Many users rely on Skype for secure communications - whether militants operating in countries governed by authoritarian regimes, journalists who communicate with sensitive sources or users who wish to speak in private with confidence your partners, your family or friends.

It is unfortunate that these users, and those who advise on best safety practices, work with the persistence of vague and confusing statements regarding the confidentiality of Skype conversations, and in particular access to governments and other third party data and Skype communications.
Anxiety about how Skype can be used for listening Government heated after the acquisition of Microsoft. According to July 1, 2012 article on Slate, the pirates were alleging that a change has to be completed by the architecture of Skype could be "lawful interception" call easier to conduct.
In 2008, Skype told CNET he could not respond to requests for wiretapping "because of Skype peer-to-peer architecture and encryption techniques."
Meanwhile, Microsoft has worked to integrate Skype more closely in its product range. For example, the company expects its Windows Live Messenger instant messaging client in March, to be replaced by Skype in the world, with the exception of mainland China.
The letter asked Microsoft to release a "Transparency Report regularly updated" - similar to those published by Google - which touches these points:

Quantitative data concerning the release of information about Skype users to third parties, including the number of requests, the type of data required, and how often such requests are honored.

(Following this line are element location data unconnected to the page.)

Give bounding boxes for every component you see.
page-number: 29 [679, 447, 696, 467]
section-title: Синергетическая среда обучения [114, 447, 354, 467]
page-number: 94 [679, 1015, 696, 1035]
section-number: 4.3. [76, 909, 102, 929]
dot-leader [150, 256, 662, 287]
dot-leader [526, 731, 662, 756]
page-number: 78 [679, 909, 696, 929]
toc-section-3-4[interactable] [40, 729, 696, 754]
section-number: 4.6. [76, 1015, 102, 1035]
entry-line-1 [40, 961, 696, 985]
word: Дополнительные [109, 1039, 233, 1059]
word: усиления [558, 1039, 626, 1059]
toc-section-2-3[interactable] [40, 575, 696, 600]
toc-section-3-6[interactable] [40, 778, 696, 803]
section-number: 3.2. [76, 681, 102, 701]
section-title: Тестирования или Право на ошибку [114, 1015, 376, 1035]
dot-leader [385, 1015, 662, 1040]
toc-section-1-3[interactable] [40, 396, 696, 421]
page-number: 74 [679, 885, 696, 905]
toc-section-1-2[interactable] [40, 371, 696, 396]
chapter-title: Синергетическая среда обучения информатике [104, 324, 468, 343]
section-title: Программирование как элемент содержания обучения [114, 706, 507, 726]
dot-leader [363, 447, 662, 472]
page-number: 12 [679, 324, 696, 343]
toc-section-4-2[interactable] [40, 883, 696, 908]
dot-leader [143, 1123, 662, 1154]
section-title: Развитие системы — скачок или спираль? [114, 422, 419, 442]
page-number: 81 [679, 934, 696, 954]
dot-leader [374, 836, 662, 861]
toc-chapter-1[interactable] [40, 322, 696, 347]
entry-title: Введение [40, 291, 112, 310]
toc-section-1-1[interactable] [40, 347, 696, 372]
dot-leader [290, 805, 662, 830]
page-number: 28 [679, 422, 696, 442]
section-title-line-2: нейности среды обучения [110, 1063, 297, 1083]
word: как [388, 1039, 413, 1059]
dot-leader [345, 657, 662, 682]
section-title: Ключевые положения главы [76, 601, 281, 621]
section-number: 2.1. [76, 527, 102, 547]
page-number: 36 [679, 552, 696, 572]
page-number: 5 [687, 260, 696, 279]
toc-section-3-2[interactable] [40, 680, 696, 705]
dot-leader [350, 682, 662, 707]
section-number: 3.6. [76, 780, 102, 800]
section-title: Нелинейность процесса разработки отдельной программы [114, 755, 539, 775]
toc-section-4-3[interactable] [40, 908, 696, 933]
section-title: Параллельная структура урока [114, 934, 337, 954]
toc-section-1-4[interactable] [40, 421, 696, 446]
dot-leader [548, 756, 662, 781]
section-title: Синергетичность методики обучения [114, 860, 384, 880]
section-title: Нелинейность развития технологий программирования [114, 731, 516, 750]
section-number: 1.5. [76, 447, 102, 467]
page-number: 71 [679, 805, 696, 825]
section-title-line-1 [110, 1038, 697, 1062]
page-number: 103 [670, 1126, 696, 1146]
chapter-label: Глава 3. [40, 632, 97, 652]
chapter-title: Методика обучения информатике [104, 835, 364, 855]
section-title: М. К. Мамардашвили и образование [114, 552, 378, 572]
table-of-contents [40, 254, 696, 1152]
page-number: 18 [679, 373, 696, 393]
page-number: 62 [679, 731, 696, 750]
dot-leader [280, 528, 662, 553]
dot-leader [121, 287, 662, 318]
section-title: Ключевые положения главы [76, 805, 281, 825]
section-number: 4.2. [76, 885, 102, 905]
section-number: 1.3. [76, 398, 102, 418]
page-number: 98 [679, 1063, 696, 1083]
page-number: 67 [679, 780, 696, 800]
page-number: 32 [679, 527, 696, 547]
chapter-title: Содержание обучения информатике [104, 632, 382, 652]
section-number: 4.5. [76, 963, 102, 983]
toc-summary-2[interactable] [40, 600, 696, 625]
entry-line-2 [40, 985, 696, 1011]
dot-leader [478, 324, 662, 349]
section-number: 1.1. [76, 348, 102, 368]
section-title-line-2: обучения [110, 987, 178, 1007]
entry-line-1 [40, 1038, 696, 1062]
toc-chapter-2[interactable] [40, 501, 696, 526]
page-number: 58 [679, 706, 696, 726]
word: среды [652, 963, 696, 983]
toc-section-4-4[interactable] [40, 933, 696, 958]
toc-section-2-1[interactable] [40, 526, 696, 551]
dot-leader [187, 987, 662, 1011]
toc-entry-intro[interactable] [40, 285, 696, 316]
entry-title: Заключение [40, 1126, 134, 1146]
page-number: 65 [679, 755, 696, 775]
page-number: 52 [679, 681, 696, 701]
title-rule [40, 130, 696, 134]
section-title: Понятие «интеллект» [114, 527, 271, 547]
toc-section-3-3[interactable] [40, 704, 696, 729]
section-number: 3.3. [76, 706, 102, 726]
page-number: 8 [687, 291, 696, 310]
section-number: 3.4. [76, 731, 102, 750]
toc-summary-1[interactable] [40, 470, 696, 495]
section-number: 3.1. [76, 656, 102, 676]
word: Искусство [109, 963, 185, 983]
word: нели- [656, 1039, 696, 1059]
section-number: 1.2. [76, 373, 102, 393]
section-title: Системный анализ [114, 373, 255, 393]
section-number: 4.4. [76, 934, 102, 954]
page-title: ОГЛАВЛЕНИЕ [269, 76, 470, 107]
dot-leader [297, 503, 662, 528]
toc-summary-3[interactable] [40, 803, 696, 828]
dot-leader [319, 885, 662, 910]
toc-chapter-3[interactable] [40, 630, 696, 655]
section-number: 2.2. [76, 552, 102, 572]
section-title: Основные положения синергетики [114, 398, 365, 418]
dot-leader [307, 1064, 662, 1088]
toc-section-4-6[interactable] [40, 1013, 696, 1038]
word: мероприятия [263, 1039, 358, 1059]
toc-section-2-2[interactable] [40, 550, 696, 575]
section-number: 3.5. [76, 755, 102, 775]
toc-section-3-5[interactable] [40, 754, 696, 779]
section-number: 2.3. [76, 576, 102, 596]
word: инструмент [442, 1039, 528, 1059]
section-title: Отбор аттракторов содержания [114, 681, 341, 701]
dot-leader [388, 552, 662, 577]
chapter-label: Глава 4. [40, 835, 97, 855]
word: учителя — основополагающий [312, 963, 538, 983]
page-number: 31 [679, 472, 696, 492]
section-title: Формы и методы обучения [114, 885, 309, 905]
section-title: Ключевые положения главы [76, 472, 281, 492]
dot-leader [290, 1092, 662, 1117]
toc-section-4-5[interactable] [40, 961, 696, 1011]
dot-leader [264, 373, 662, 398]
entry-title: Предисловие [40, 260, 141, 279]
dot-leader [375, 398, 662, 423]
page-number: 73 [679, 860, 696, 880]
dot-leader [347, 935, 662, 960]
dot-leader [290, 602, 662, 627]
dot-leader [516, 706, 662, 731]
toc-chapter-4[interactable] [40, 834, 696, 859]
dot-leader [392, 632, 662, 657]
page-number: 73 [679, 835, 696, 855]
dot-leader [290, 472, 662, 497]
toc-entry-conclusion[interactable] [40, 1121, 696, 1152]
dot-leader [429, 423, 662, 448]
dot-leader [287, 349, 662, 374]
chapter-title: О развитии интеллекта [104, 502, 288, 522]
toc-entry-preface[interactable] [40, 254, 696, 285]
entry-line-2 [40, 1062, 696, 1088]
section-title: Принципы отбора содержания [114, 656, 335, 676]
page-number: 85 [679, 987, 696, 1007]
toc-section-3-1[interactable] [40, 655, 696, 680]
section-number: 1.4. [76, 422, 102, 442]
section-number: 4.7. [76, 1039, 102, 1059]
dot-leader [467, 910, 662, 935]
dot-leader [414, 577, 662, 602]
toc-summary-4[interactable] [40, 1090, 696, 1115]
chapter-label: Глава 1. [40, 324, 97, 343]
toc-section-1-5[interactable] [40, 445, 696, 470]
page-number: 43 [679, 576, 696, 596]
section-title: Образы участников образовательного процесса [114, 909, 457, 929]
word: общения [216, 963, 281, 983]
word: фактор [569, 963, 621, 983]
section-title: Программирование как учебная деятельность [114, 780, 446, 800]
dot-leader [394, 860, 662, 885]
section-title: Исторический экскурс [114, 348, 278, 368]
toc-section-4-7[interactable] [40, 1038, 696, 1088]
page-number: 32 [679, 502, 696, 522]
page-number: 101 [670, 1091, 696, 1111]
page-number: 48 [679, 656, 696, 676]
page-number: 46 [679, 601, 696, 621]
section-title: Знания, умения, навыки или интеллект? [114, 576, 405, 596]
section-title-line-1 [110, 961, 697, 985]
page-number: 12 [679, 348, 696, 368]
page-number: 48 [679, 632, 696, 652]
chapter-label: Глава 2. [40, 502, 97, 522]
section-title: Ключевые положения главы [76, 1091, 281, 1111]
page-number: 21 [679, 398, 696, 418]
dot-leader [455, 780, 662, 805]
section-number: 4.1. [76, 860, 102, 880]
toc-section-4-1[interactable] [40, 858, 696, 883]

Specific details of all user data Microsoft and Skype currently collecting and conservation policies.
Better understanding of what Skype user data third parties may be able to intercept or retain.
Documentation regarding the operational relationship between Skype with TOM Online in China and other third parties licensed users of the Skype technology.
Skype interpretation of its responsibilities under the Communications Assistance for Law Enforcement Act (CALEA) and in response to subpoenas and national security letters (NSL).
The letter was addressed to the president of the Skype division Tony Bates, Microsoft's chief privacy officer Brendon Lynch, Microsoft and General Counsel Brad Smith.
We reached out to Microsoft for comment and will update this story when we hear back.